JIM CHALMERS:
Thanks everyone for being here for the Investor Roundtable. We know that there are a lot of calls on your time and so it means a great deal to us that a group of this calibre and heft has been able to assemble again. These investor roundtables have been very useful, very constructive from the government’s point of view and I hope that your experience with them has been similarly useful.
I want to thank Ed Husic, Minister Husic who’s here with us today. You’d be familiar from earlier gatherings that we like to make sure that we have Cabinet ministers here for the discussions which are especially relevant to them and that’s why Ed’s here and I’m very grateful to Ed for making the time as well. One of the reasons I’m grateful that Ed has made the time is because we are right in the middle of the last parliamentary fortnight of the year, so it’s a pretty active time in terms of the legislative agenda between those 2 sitting weeks and there’s a lot going on.
From my point of view in the Treasury portfolio, the major focus for us is still obviously the fight against inflation but what we’ve tried to do is to make sure that as we engage in that fight against inflation, and we’re making that welcome and encouraging progress, that we make sure that the economic reform wheels are still turning as well in our agenda and in the economy, and also that we are particularly attentive to investment and the flow of capital in our economy as well and that’s obviously the major theme of our discussions today.
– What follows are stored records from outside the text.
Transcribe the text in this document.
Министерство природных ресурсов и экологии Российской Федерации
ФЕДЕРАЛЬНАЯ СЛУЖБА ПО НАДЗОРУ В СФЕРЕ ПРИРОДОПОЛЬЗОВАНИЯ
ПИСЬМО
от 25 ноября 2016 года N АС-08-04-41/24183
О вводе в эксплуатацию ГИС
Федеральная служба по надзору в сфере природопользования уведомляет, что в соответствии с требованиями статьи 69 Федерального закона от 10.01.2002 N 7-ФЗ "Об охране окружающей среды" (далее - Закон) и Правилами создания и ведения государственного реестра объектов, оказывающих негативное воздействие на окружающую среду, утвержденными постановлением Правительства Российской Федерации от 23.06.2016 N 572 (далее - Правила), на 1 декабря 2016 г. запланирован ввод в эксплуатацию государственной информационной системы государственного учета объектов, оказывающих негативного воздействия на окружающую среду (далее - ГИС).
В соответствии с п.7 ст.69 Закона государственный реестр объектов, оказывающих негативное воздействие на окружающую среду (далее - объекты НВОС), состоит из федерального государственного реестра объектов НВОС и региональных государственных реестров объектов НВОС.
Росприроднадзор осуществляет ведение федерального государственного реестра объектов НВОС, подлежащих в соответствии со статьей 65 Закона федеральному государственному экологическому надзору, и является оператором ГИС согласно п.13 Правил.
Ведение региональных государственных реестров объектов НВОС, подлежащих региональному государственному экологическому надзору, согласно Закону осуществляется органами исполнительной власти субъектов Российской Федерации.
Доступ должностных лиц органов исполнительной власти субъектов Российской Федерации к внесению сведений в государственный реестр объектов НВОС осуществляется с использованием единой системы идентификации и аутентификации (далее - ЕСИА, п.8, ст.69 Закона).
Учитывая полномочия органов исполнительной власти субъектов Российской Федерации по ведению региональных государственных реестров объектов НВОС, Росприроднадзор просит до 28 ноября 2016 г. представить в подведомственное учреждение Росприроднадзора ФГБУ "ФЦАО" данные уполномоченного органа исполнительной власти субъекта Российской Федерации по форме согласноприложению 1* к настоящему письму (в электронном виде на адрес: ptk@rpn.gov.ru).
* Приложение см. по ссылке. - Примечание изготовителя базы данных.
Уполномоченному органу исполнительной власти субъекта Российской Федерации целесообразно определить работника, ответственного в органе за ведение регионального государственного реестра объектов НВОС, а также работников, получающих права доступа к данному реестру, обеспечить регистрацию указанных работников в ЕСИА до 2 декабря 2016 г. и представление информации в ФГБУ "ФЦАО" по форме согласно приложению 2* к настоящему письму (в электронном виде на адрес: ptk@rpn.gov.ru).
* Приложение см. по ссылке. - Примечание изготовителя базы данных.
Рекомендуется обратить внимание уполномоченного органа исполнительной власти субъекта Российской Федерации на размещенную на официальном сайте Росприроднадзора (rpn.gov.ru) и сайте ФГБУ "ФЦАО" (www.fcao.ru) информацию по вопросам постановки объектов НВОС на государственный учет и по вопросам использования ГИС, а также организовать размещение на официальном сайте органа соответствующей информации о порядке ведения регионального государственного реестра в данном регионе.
If you think about the last week or 2 alone in terms of our economic reform agenda, we announced the productivity fund that I’ll be discussing I think in this room with state and territory treasurers on Friday next week, we’ve advanced our thinking on the single front door, we’ve made announcements about the retirement phase of superannuation, announcements around cash and cheques and payments reform and obviously as well the announcements that we made yesterday about the future of the Future Fund.
And what unites all of this reform is our objective, our efforts to try and modernise our economy so that we can manage the pressures coming at us and maximise the opportunities that are before us and which you all grapple with on a daily basis as we do. So a big emphasis on investment and on the flow of capital. There are no shortage of challenges in our economy, near and longer term, no shortage of opportunities, no shortage of capital either but we need to make sure that we’re deploying that capital in the most efficient way in the search of great returns, primarily, but also in service of our national economic objectives at the same time.
This is all about the best returns for investors, the best outcomes for Australians and for their economy. And so today’s focus in the agenda is on housing, especially how we finance modern methods of construction, including pre‑fab and that’s the primary reason why Ed is here, and we’ll have a session on that shortly. We’ll talk about the energy investment pipeline, how we advance the single front door, we’ll get an update from the investment vehicles, we’ll get a briefing from Greg on the Future Fund, I acknowledge Greg is here.
We’ll get some briefing from Steven Kennedy on the investment environment as the Treasury sees it in the lead up to the mid‑year budget update. We hope that that spurs a proper conversation about how you’re seeing the investment environment and we’ll hear back from our working groups as well. As always, this is best when it’s a proper discussion. There are elements of briefing, but also hopefully that prompts a proper discussion about these challenges and opportunities.
Thank you again for being here today.